Bei der Komplettsanierung eines kommunalen Schwimmbads wurde ein dem Stand der (digitalen) Technik entsprechendes Schließsystem mit Alarmanlage verbaut. Am Tag X meldet es dem schichtschließenden Betriebsleiter: Alle Außentüren verschlossen, du kannst die Alarmanlage scharf machen und gehen. Er macht es so. Stunden später Zufallsversuch eines gemeindlichen Mitarbeiters: Eine Außentür lässt sich ohne weiteres öffnen – von außen! Fehler nicht auffindbar. Folge: Menschen müssen nun händisch den Verschluss an allen Türen von außen prüfen.

Digital zählt. (Foto: Inga Sprünken)

Im „Wirecard-System“ behauptete die Abrechnungssoftware Milliarden-Umsätze. Menschen (Regierungen) glaubten ihr. Tatsächlich gab es sie nicht.

Digitale Gläubigkeit während der Flutkatastrophe

In der schrecklichen Flutkatastrophe Juli 2021 saßen Fachleute im Krisenstab in Bad Neuenahr/Ahrweiler (und woanders) vor ihren Bildschirmen und digitalen Pegelständen. Das digitale Bild zeigte lange keinen Grund für außerordentliche Entscheidungen und Maßnahmen. Vor Ort flussauf hatten Menschen jedoch tatsächliche Wahrnehmungen. Und teilten sie auch rein sprachlich mit. Diese führte nicht zu anderen Entscheidungen, das Digitale wurde offenbar für verlässlicher gehalten.

In derselben Sache brachen in weiten Teilen RLP und NRW digitale (!) Kommunikationssysteme zusammen. Alle Fachkreise hatten an diese „geglaubt“. Na ja, der Strom war halt weg. 0 und 1 ging nicht mehr. Niemand hatte Vorsorge getroffen, um mit geeigneten Fahrzeugen schlichtweg fachkundige Menschen auf Erkundung schicken zu können.

Manchmal traut man besser den eigenen Sinnen. (Foto: Lindemann)
Manchmal traut man besser den eigenen Sinnen. (Foto: Lindemann)

Bei diesen Beispielen kommen mir Filme wie „War games“ oder „Terminator“ in den Sinn. Ich mache mir Sorgen, ob das „Digitale Zeitalter“ noch Gelegenheit lässt, im Notfall „den Stecker zu ziehen“.

Es würde Sinn machen, den „Aufstieg“ des Digitalen Zeitalters zu relativieren. Ja, alle digitalen Errungenschaften sind hilfreich. Ja, auch ich werde nicht darauf verzichten. Aber wir müssen uns klarmachen: Sie sind tatsächlich nur nützliche „Maschinen“ oder „Werkzeuge“ – sonst nichts! Genauso wie Hammer, Meißel, Schraubendreher, Messgeräte, Kräne, Lokomotiven, Autos usw.

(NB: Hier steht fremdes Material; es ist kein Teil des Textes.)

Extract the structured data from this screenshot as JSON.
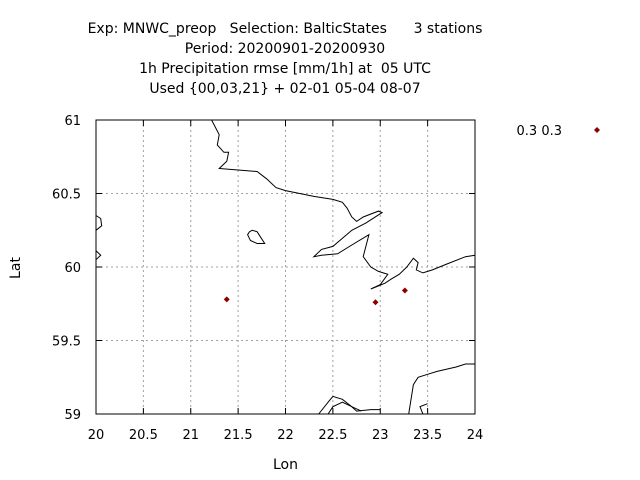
{
  "title_lines": [
    "Exp: MNWC_preop   Selection: BalticStates      3 stations",
    "Period: 20200901-20200930",
    "1h Precipitation rmse [mm/1h] at  05 UTC",
    "Used {00,03,21} + 02-01 05-04 08-07"
  ],
  "chart_data": {
    "type": "scatter",
    "title": "Exp: MNWC_preop   Selection: BalticStates      3 stations",
    "subtitle": "Period: 20200901-20200930 | 1h Precipitation rmse [mm/1h] at  05 UTC | Used {00,03,21} + 02-01 05-04 08-07",
    "xlabel": "Lon",
    "ylabel": "Lat",
    "xlim": [
      20,
      24
    ],
    "ylim": [
      59,
      61
    ],
    "x_ticks": [
      "20",
      "20.5",
      "21",
      "21.5",
      "22",
      "22.5",
      "23",
      "23.5",
      "24"
    ],
    "y_ticks": [
      "59",
      "59.5",
      "60",
      "60.5",
      "61"
    ],
    "grid": true,
    "legend_position": "top-right (outside)",
    "series": [
      {
        "name": "0.3 0.3",
        "color": "#8b0000",
        "marker": "diamond",
        "points": [
          {
            "lon": 21.38,
            "lat": 59.78
          },
          {
            "lon": 22.95,
            "lat": 59.76
          },
          {
            "lon": 23.26,
            "lat": 59.84
          }
        ]
      }
    ],
    "coastlines": [
      [
        [
          21.22,
          61.0
        ],
        [
          21.3,
          60.9
        ],
        [
          21.28,
          60.83
        ],
        [
          21.35,
          60.78
        ],
        [
          21.4,
          60.78
        ],
        [
          21.38,
          60.72
        ],
        [
          21.3,
          60.67
        ],
        [
          21.5,
          60.66
        ],
        [
          21.7,
          60.65
        ],
        [
          21.8,
          60.6
        ],
        [
          21.9,
          60.54
        ],
        [
          22.0,
          60.52
        ],
        [
          22.3,
          60.48
        ],
        [
          22.5,
          60.46
        ],
        [
          22.6,
          60.44
        ],
        [
          22.65,
          60.4
        ],
        [
          22.7,
          60.34
        ],
        [
          22.75,
          60.31
        ],
        [
          22.82,
          60.34
        ],
        [
          22.98,
          60.38
        ],
        [
          23.02,
          60.37
        ],
        [
          22.85,
          60.3
        ],
        [
          22.7,
          60.25
        ],
        [
          22.5,
          60.14
        ],
        [
          22.38,
          60.12
        ],
        [
          22.3,
          60.07
        ],
        [
          22.38,
          60.08
        ],
        [
          22.55,
          60.09
        ],
        [
          22.7,
          60.15
        ],
        [
          22.88,
          60.22
        ],
        [
          22.82,
          60.07
        ],
        [
          22.9,
          60.0
        ],
        [
          22.98,
          59.97
        ],
        [
          23.08,
          59.95
        ],
        [
          23.0,
          59.88
        ],
        [
          22.9,
          59.85
        ],
        [
          23.05,
          59.89
        ],
        [
          23.12,
          59.92
        ],
        [
          23.2,
          59.95
        ],
        [
          23.28,
          60.0
        ],
        [
          23.35,
          60.06
        ],
        [
          23.4,
          60.03
        ],
        [
          23.38,
          59.98
        ],
        [
          23.45,
          59.96
        ],
        [
          23.55,
          59.98
        ],
        [
          23.7,
          60.02
        ],
        [
          23.9,
          60.07
        ],
        [
          24.0,
          60.08
        ]
      ],
      [
        [
          21.62,
          60.24
        ],
        [
          21.65,
          60.25
        ],
        [
          21.7,
          60.24
        ],
        [
          21.72,
          60.22
        ],
        [
          21.78,
          60.16
        ],
        [
          21.7,
          60.16
        ],
        [
          21.63,
          60.18
        ],
        [
          21.6,
          60.22
        ],
        [
          21.62,
          60.24
        ]
      ],
      [
        [
          20.0,
          60.35
        ],
        [
          20.05,
          60.33
        ],
        [
          20.06,
          60.28
        ],
        [
          20.0,
          60.25
        ]
      ],
      [
        [
          20.0,
          60.11
        ],
        [
          20.05,
          60.08
        ],
        [
          20.0,
          60.05
        ]
      ],
      [
        [
          22.35,
          59.0
        ],
        [
          22.45,
          59.08
        ],
        [
          22.5,
          59.12
        ],
        [
          22.6,
          59.1
        ],
        [
          22.7,
          59.05
        ],
        [
          22.75,
          59.02
        ],
        [
          22.9,
          59.03
        ],
        [
          23.0,
          59.03
        ]
      ],
      [
        [
          22.45,
          59.0
        ],
        [
          22.5,
          59.05
        ],
        [
          22.6,
          59.08
        ],
        [
          22.7,
          59.05
        ],
        [
          22.8,
          59.02
        ]
      ],
      [
        [
          23.3,
          59.0
        ],
        [
          23.35,
          59.2
        ],
        [
          23.4,
          59.25
        ],
        [
          23.5,
          59.27
        ],
        [
          23.6,
          59.29
        ],
        [
          23.8,
          59.32
        ],
        [
          23.9,
          59.34
        ],
        [
          24.0,
          59.34
        ]
      ],
      [
        [
          23.45,
          59.0
        ],
        [
          23.42,
          59.05
        ],
        [
          23.5,
          59.07
        ]
      ]
    ]
  }
}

Sie dienen uns und nicht wir ihnen!

Es bleibt dabei: Die Wahrnehmung durch unsere Sinne (Hören, Sehen, Fühlen, Schmecken, Tasten) ist am Ende bei der Einschätzung der Realität durch nichts zu ersetzen. Und sie mag auch Fehler bergen. Aber besser erst mal menschliche Wahrnehmung als diese ersetzt durch „digitalen Glauben“.